Iola students ‘trade’ stocks, learn about real-life market

In this undated photo provided by the Iola Register, a team of Iola Middle School seventh-graders, from front left, Conner Sigfusson, Eli Battles and Tristin Seelye, and in back, Garrett Tomlinson and Jeremy Spears, play an education stock market game on a computer. The group has more than 200 teams in Kansas.

? Two months ago, Eli Battles didn’t know the difference between a trend line and a hemline.

Now, the Iola Middle School seventh-grader knows that a trend line is a stock market term and that when the line consistently is headed upward it’s a good thing. A hemline? Well, he is a boy and he does notice girls.

Battles and others who report daily to Roger Carlin’s social science classroom at IMS are taking a hands-on approach to learning about the stock market by making phantom purchases. Carlin means to use the current financial madness as a source for lessons, including how President Obama’s stimulus package and other fiscal policies affect not only the market but also American society.

Daily life in game form

Students watch the markets to see how stocks respond to external stimuli, such as news stories about Citibank or Detroit’s Big 3 automakers or banks going belly up. The daily news has taken on new meaning for the students.

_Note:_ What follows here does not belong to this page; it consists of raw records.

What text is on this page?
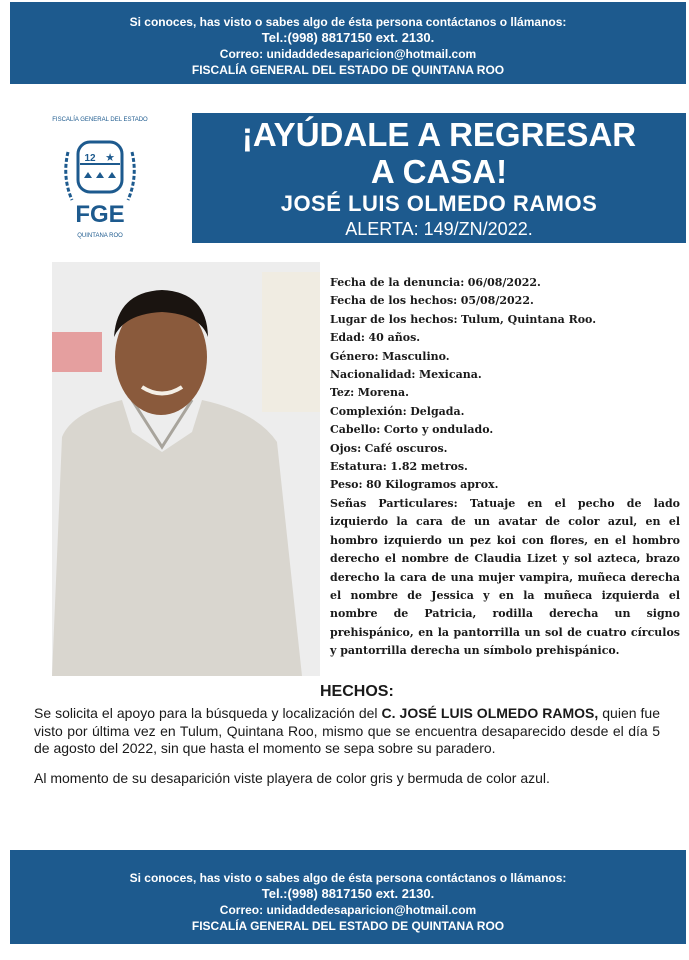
Si conoces, has visto o sabes algo de ésta persona contáctanos o llámanos:
Tel.:(998) 8817150 ext. 2130.
Correo: unidaddedesaparicion@hotmail.com
FISCALÍA GENERAL DEL ESTADO DE QUINTANA ROO
FISCALÍA GENERAL DEL ESTADO
12 ★
FGE
QUINTANA ROO
¡AYÚDALE A REGRESAR
A CASA!
JOSÉ LUIS OLMEDO RAMOS
ALERTA: 149/ZN/2022.
Fecha de la denuncia: 06/08/2022.
Fecha de los hechos: 05/08/2022.
Lugar de los hechos: Tulum, Quintana Roo.
Edad: 40 años.
Género: Masculino.
Nacionalidad: Mexicana.
Tez: Morena.
Complexión: Delgada.
Cabello: Corto y ondulado.
Ojos: Café oscuros.
Estatura: 1.82 metros.
Peso: 80 Kilogramos aprox.
Señas Particulares: Tatuaje en el pecho de lado izquierdo la cara de un avatar de color azul, en el hombro izquierdo un pez koi con flores, en el hombro derecho el nombre de Claudia Lizet y sol azteca, brazo derecho la cara de una mujer vampira, muñeca derecha el nombre de Jessica y en la muñeca izquierda el nombre de Patricia, rodilla derecha un signo prehispánico, en la pantorrilla un sol de cuatro círculos y pantorrilla derecha un símbolo prehispánico.
HECHOS:

Se solicita el apoyo para la búsqueda y localización del C. JOSÉ LUIS OLMEDO RAMOS, quien fue visto por última vez en Tulum, Quintana Roo, mismo que se encuentra desaparecido desde el día 5 de agosto del 2022, sin que hasta el momento se sepa sobre su paradero.

Al momento de su desaparición viste playera de color gris y bermuda de color azul.

Si conoces, has visto o sabes algo de ésta persona contáctanos o llámanos:
Tel.:(998) 8817150 ext. 2130.
Correo: unidaddedesaparicion@hotmail.com
FISCALÍA GENERAL DEL ESTADO DE QUINTANA ROO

Putting the lessons in game form is a fun way to pique the students’ interest, Carlin said. The game aspect is a statewide project through the Kansas Council on Economic Education, with headquarters in Wichita. Enrollment cost is $10 per team.

“We had 20 teams (involving all 93 seventh-graders at the middle school) and I didn’t think we’d get to participate in the statewide contest,” which has click-of-a-mouse reports on how the 200-plus teams statewide are faring, Carlin said.

The cost, $200 for 20 teams, was prohibitive. Carlin then got a call. Someone in Wichita picked up the tab for the IMS teams, and they were in.

Game scenario

On a recent afternoon, an IMS team was leading the state, and had for several days. The five members had parlayed $100,000 (in mock money) into $132,000. Another Iola team was second.

“That can change in a matter of minutes,” Carlin said, giving the students a clear understanding of how fortunes can be made and lost at the whim of global finances.

The game has rules.

Team members may not invest in stocks when they dip under $5 a share and they are restricted to mainline issues. They don’t trade in commodities, although the high-flying IMS team made a good deal of its money on a gold stock.

During the time the team had possession of the stock, it got as high as $113 a share when gold, in commodity form, soared to $1,000 an ounce. More recently it was just above $900, its influence as a hedge investment slipping as Wall Street regained strength.

Carlin has used the stock market game to encourage and tutor students for several years. Five years ago a team of Seth Walden, Kent Toland and Molly Riebel, all seniors today at Iola High School, won the state title. They capitalized on the meteoric rise of Google to turn a fictional nest egg into a fortune.

Carlin said his instruction went beyond the reaction of the stock market to national and international events. He also wants his students to learn how to trade stock and how such things as interest rate changes affect the market.

He makes money, albeit also fictional, from the game the students play, an aspect that adds realism.